Page 65 of Bayou Hero


Font Size:  

“Have you been intimate with him?”

The question startled a laugh from her. “Aw, Mom, you sound so proper when you put it that way. No, we haven’t had sex.”

“Intimacy isn’t just about sex, LiLi.”

Alia thought about the story he’d told her that afternoon—trusted her with—and her throat grew thick. “I know.”

“What are you going to do? Ignore your feelings and do your job? Avoid him as much as you can?”

“I was thinking...” Mouth pursed, she drew a deep breath, then expelled it. “I might request to be removed from the case.”

That earned another silence from her mother. Alia wasn’t a quitter. When she accepted a responsibility, she saw it through. Impossible projects, difficult classes, ugly turns in relationships...she’d learned from her father, whose farming family had been on a first-name basis with hardship, and from her mother, whose family had faced life-threatening adversity in their homeland and made a new home in a new country. Every effort deserved her best.

“He’s that important to you,” Lien said.

“I—I...yes.”

“Will this adversely affect your career?”

“I don’t know.” It was an important case; Jeremiah Jackson aside, the sheer number of victims made it important. Any solve made an agent look good. This one would carry extra weight.

“But you’re willing to put your feelings for this man ahead of your career.” Her tone was cautious. Was she disappointed in Alia? Did she think her only child was letting down people who counted on her—her coworkers, her victims, her parents, herself? All for a chance at an affair that might not amount to anything.

Or could turn out to be everything.

Alia’s answer was practically a whisper. “Yes?” That little question at the end had nothing to do with her certainty, just her very personal, very vulnerable admission, and her mom knew it.

Lien let out a heavy breath. “I’ve been waiting a long time for you to meet someone who is important enough to take precedence over your job. Someone who wasn’t Jimmy DiBiase. It’s about time. How does Landry feel about children?”

“You’re still going to have to adopt your grandbabies.” Relief washed over Alia, easing muscles she hadn’t realized were tight. Telling her mom, who would tell her father, was the hard part. Talking to her boss tomorrow would be a breeze in comparison.

Of course her boss could refuse. She could remind Alia that everyone was putting something on hold for this case. She could insist that Alia’s love life could wait.

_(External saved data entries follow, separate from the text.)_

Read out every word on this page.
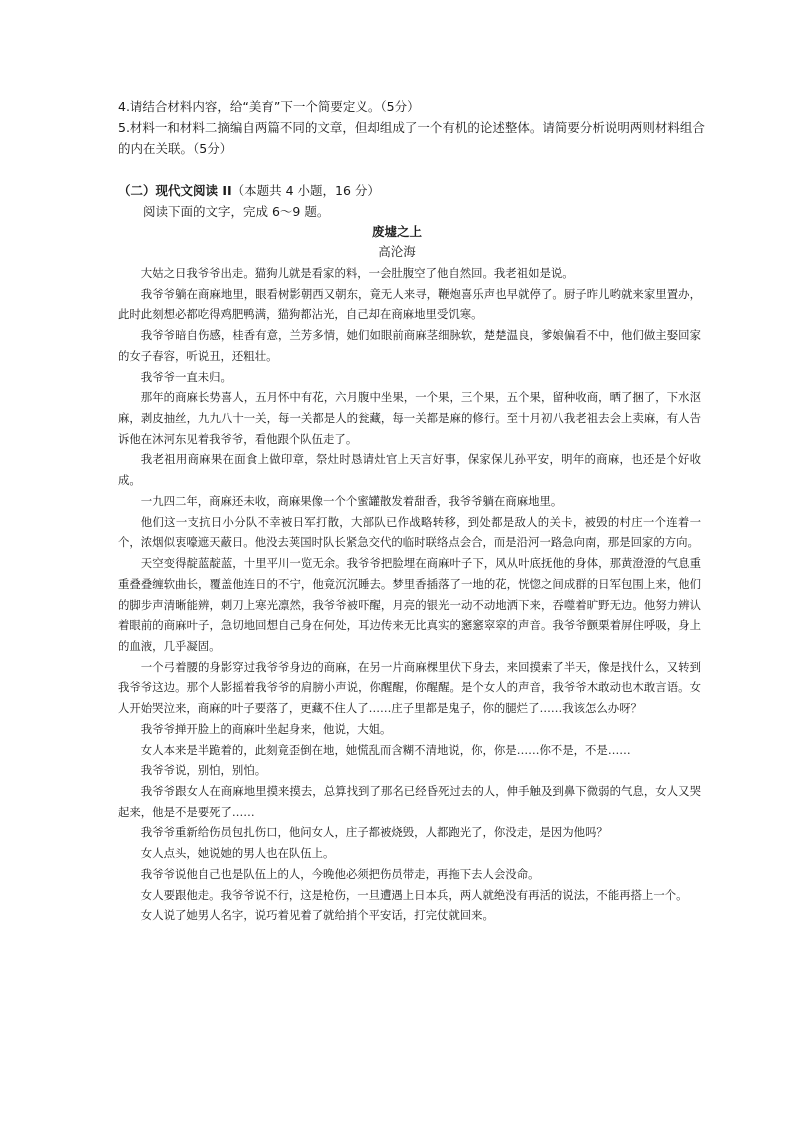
4.请结合材料内容，给“美育”下一个简要定义。（5分）
5.材料一和材料二摘编自两篇不同的文章，但却组成了一个有机的论述整体。请简要分析说明两则材料组合的内在关联。（5分）
（二）现代文阅读 II（本题共 4 小题，16 分）
阅读下面的文字，完成 6～9 题。
废墟之上
高沦海

大姑之日我爷爷出走。猫狗儿就是看家的料，一会肚腹空了他自然回。我老祖如是说。

我爷爷躺在商麻地里，眼看树影朝西又朝东，竟无人来寻，鞭炮喜乐声也早就停了。厨子昨儿哟就来家里置办，此时此刻想必都吃得鸡肥鸭满，猫狗都沾光，自己却在商麻地里受饥寒。

我爷爷暗自伤感，桂香有意，兰芳多情，她们如眼前商麻茎细脉软，楚楚温良，爹娘偏看不中，他们做主娶回家的女子春容，听说丑，还粗壮。

我爷爷一直未归。

那年的商麻长势喜人，五月怀中有花，六月腹中坐果，一个果，三个果，五个果，留种收商，晒了捆了，下水沤麻，剥皮抽丝，九九八十一关，每一关都是人的瓮藏，每一关都是麻的修行。至十月初八我老祖去会上卖麻，有人告诉他在沐河东见着我爷爷，看他跟个队伍走了。

我老祖用商麻果在面食上做印章，祭灶时恳请灶官上天言好事，保家保儿孙平安，明年的商麻，也还是个好收成。

一九四二年，商麻还未收，商麻果像一个个蜜罐散发着甜香，我爷爷躺在商麻地里。

他们这一支抗日小分队不幸被日军打散，大部队已作战略转移，到处都是敌人的关卡，被毁的村庄一个连着一个，浓烟似衷嚎遮天蔽日。他没去荚国时队长紧急交代的临时联络点会合，而是沿河一路急向南，那是回家的方向。

天空变得靛蓝靛蓝，十里平川一览无余。我爷爷把脸埋在商麻叶子下，风从叶底抚他的身体，那黄澄澄的气息重重叠叠缠软曲长，覆盖他连日的不宁，他竟沉沉睡去。梦里香插落了一地的花，恍惚之间成群的日军包围上来，他们的脚步声清晰能辨，刺刀上寒光凛然，我爷爷被吓醒，月亮的银光一动不动地洒下来，吞噬着旷野无边。他努力辨认着眼前的商麻叶子，急切地回想自己身在何处，耳边传来无比真实的窸窸窣窣的声音。我爷爷颤栗着屏住呼吸，身上的血液，几乎凝固。

一个弓着腰的身影穿过我爷爷身边的商麻，在另一片商麻棵里伏下身去，来回摸索了半天，像是找什么，又转到我爷爷这边。那个人影摇着我爷爷的肩膀小声说，你醒醒，你醒醒。是个女人的声音，我爷爷木敢动也木敢言语。女人开始哭泣来，商麻的叶子要落了，更藏不住人了……庄子里都是鬼子，你的腿烂了……我该怎么办呀？

我爷爷掸开脸上的商麻叶坐起身来，他说，大姐。

女人本来是半跪着的，此刻竟歪倒在地，她慌乱而含糊不清地说，你，你是……你不是，不是……

我爷爷说，别怕，别怕。

我爷爷跟女人在商麻地里摸来摸去，总算找到了那名已经昏死过去的人，伸手触及到鼻下微弱的气息，女人又哭起来，他是不是要死了……

我爷爷重新给伤员包扎伤口，他问女人，庄子都被烧毁，人都跑光了，你没走，是因为他吗？

女人点头，她说她的男人也在队伍上。

我爷爷说他自己也是队伍上的人，今晚他必须把伤员带走，再拖下去人会没命。

女人要跟他走。我爷爷说不行，这是枪伤，一旦遭遇上日本兵，两人就绝没有再活的说法，不能再搭上一个。

女人说了她男人名字，说巧着见着了就给捎个平安话，打完仗就回来。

She could even, as she was good at doing, issue an ultimatum: stay with the case, keep her distance from Landry and be the consummate professional she was trained to be, or else.

But those were worries Alia wasn’t dealing with until they happened.

“Tell me something about him,” her mom requested.

“Ask me something.” When it came to new boyfriends, Alia and Lien were more like best girlfriends than daughter and mother, discussing eye color or dimples or hotness factor rather than anything important.

So her mother’s question surprised her. “Does he have a good heart?”

Alia smiled slowly. “He loves his sister and adores his nieces. He treated his elderly cousin with great affection and respect. He helps old friends with nightmares of their own, and he’s got more friends, and better ones, than I do.”

“Sounds good, LiLi. How does he treat you?”

Letting her feet plop to the floor, Alia slouched down on her spine until she could prop her heels on the railing. “Sometimes he makes me laugh, and sometimes I make him laugh. He took me to meet the old lady who runs his favorite Vietnamese restaurant.”

Mom’s voice perked up. “Does he speak Vietnamese?”

“Not even enough to order. He points at the pictures like I used to do.”

“Yes, but you were seven.” Then Lien relented. “At least he knows good food. That other one acted like we were trying to poison him.”

That other one wasn’t the worst of the ways Lien had referred to Jimmy. Some of them had been very colorful, thanks to Alia’s Grandpa Kingsley and her Ông oi Hieu.

“We like the same music, and we like to talk, but we don’t have to.” That was a good thing, one she and Jimmy had never achieved. If they weren’t talking, they’d been having sex or arguing.

She wondered wistfully when she would have sex with Landry.

“He must have issues, with his mother, father and cousin all murdered in such a short time.”

This wasn’t the time to admit that he despised his father and was a virtual stranger to his mother—though for very good reasons. Her mom wouldn’t understand his parents’ behavior any more than she did.